I well remember the first scarlet verbena and white petunia that were brought to our little town, and when I was promised the first 'slips,' I felt quite rich. What an advance in verbenas and petunias since then! I think I have never - well, hardly ever - been without plants since then, with the exception of one winter in Minnesota, where I lived, or froze, and the thermometer went down to 40° below zero. The next winter our good doctor (who was as fond of plants as I, and brought his slips from Cooperstown, N. Y.) gave me a plant of variegated pink and white verbena, which I put into a tomato can for want of a pot (the latter was unheard of in that town) and it bloomed nicely. I have often laughed to myself, when I have thought how careful I was to wrap my plant in newspapers at night, and put it near the stove to keep it from freezing. How much comfort I took with just that bit of green and perhaps a solitary truss of bloom. Since then I have kept all the way from twenty-five to one hundred pots every winter, and this year have built a greenhouse, sixteen by fifty feet, and have it well stocked, and now am not quite satisfied. Like 'Oliver' I 'want more' I have been greatly interested in articles in the Monthly, written by practical greenhouse men on different subjects.

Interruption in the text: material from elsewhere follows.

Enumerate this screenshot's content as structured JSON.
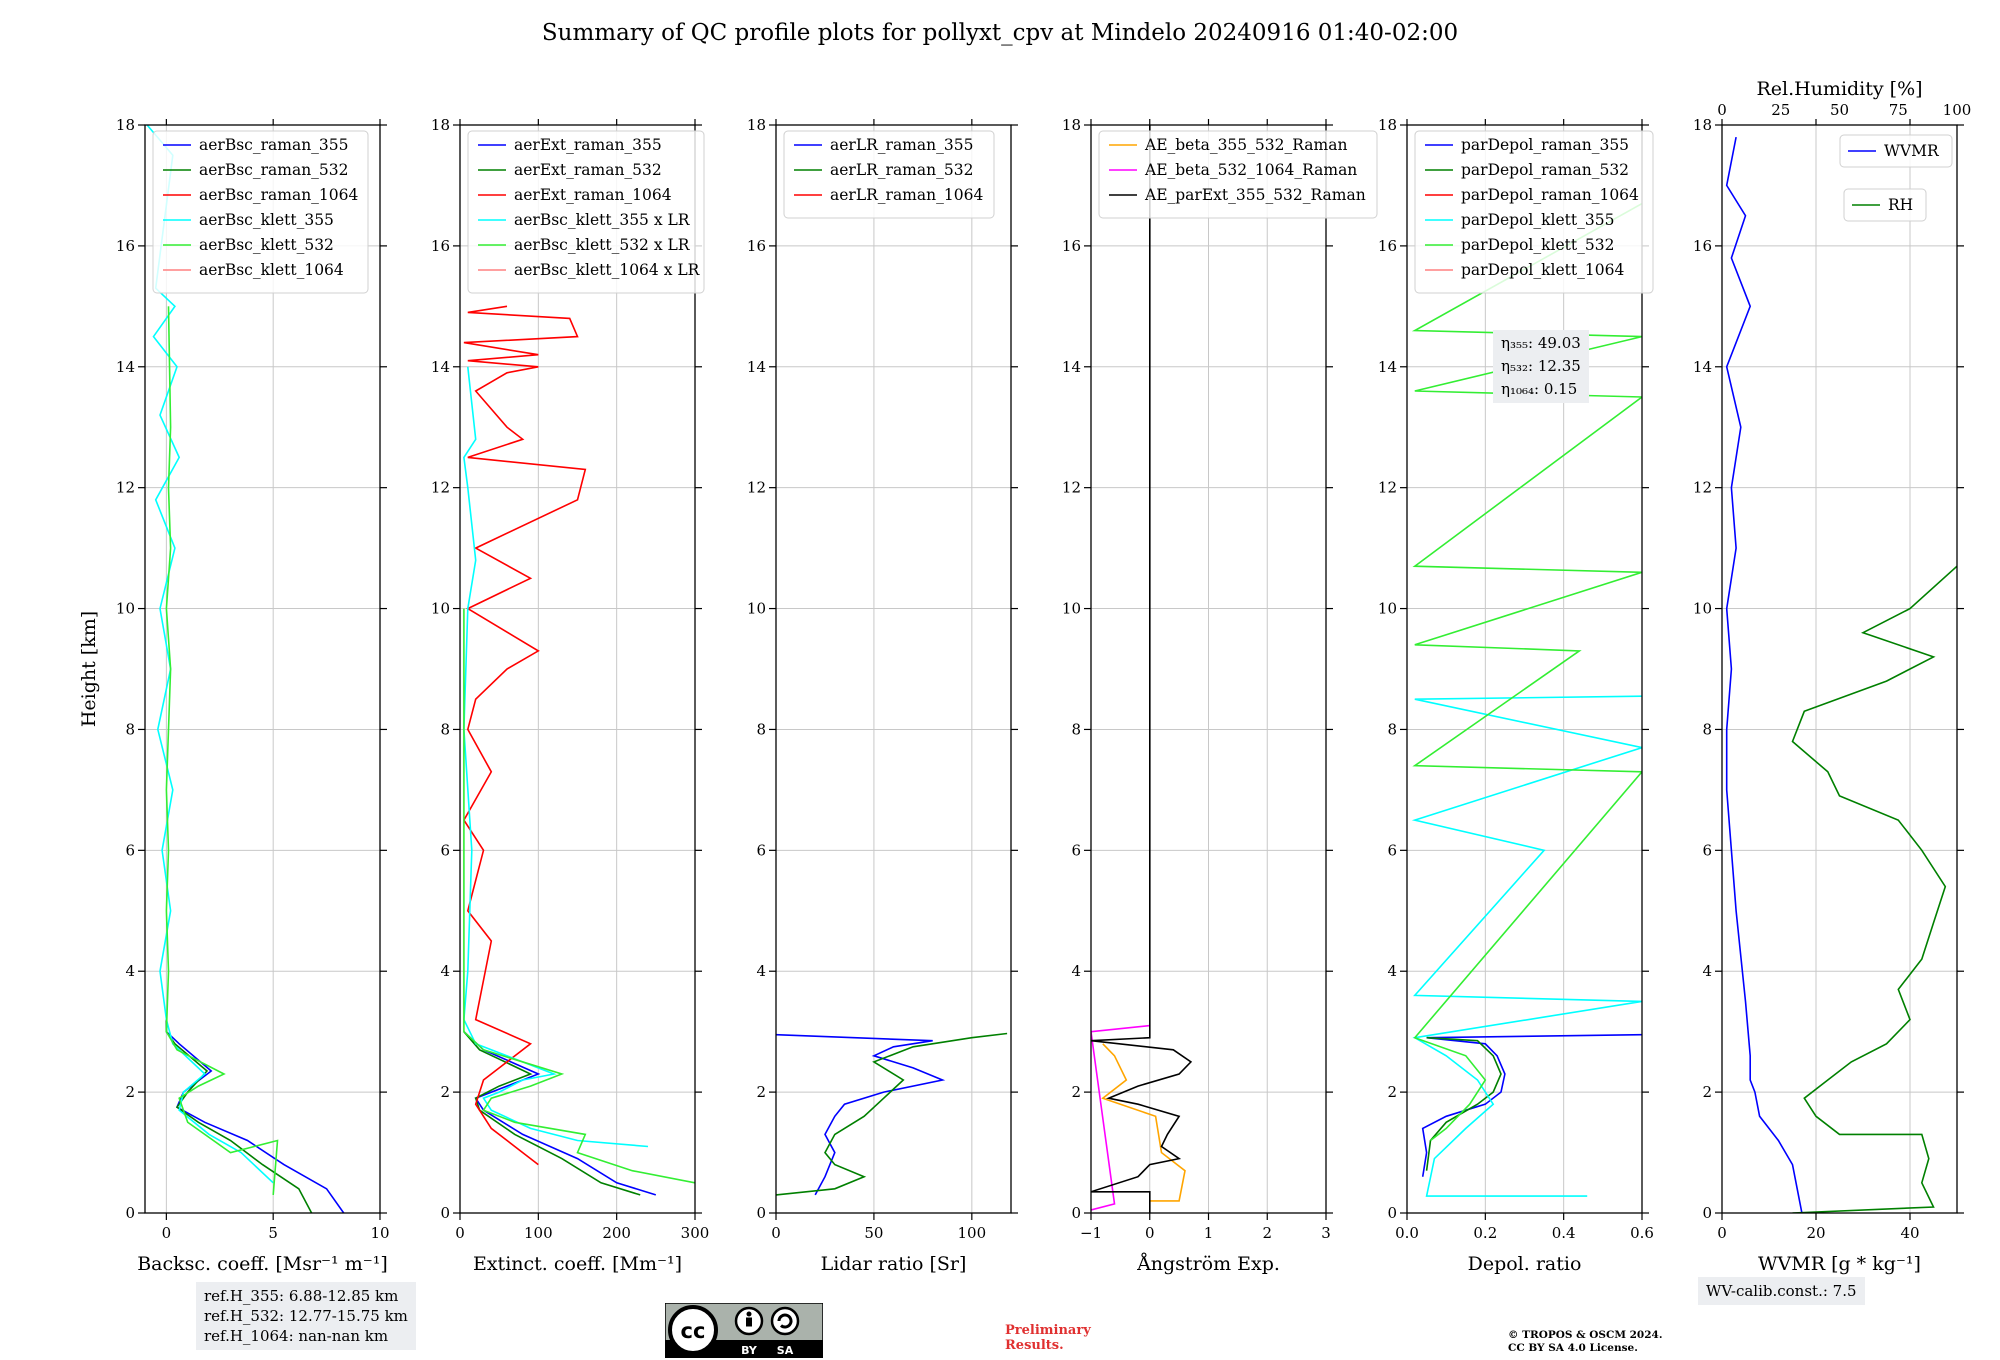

I wish some one would tell us in a plain manner how to force Gen. Jaqueminot and Souvenir de Malmaison roses. They are my special hobby just now. I could write all day of plants, but forbear, knowing editors are human."

At the March meeting of the New York Horticultural Society, the subject of winter-blooming roses was freely discussed. The conversation turned chiefly on the shading of roses. Opinions were divided as to the necessity; Mr. Taplin believing that where the rose house was ventilated regularly, as it ought to be, shading was not at all necessary.

Greenhouse Rose Culture

Mrs. J. D. S, Upper Sandusky, Ohio, asks the following questions:

"Will you or some contributor be good enough to give through your valuable Monthly some directions how to trim and what season of the year it is best for winter bloom, for Mareschal Niel and La Marque Poses under glass? Mine are buried in a pit, on the south side of my greenhouse, and brought through an opening made by taking out a side sash between the two. They now cover a good part of the roof of the south side of my 16 by 30 feet greenhouse, and have never yet been trimmed. They are four years old, and have not bloomed much since taken from the pots, two years ago. I see some of your correspondents think these roses bloom better budded on Manetti stocks. If so, I have lost much valuable time with mine, and will have to begin again."

[These strong-growing Noisettes do not bear much trimming. They do not flower freely till the rank growth is exhausted. Pruning makes rank growth. It is best to thin out only some of the superabundant growth. This is done by those who grow for market, about August or September.

[It was a correspondent from England who recommended Mannetti. In our country it suckers so badly, that it has been discarded. One would hardly know where to buy a Mannetti in America. - Ed. G. M.]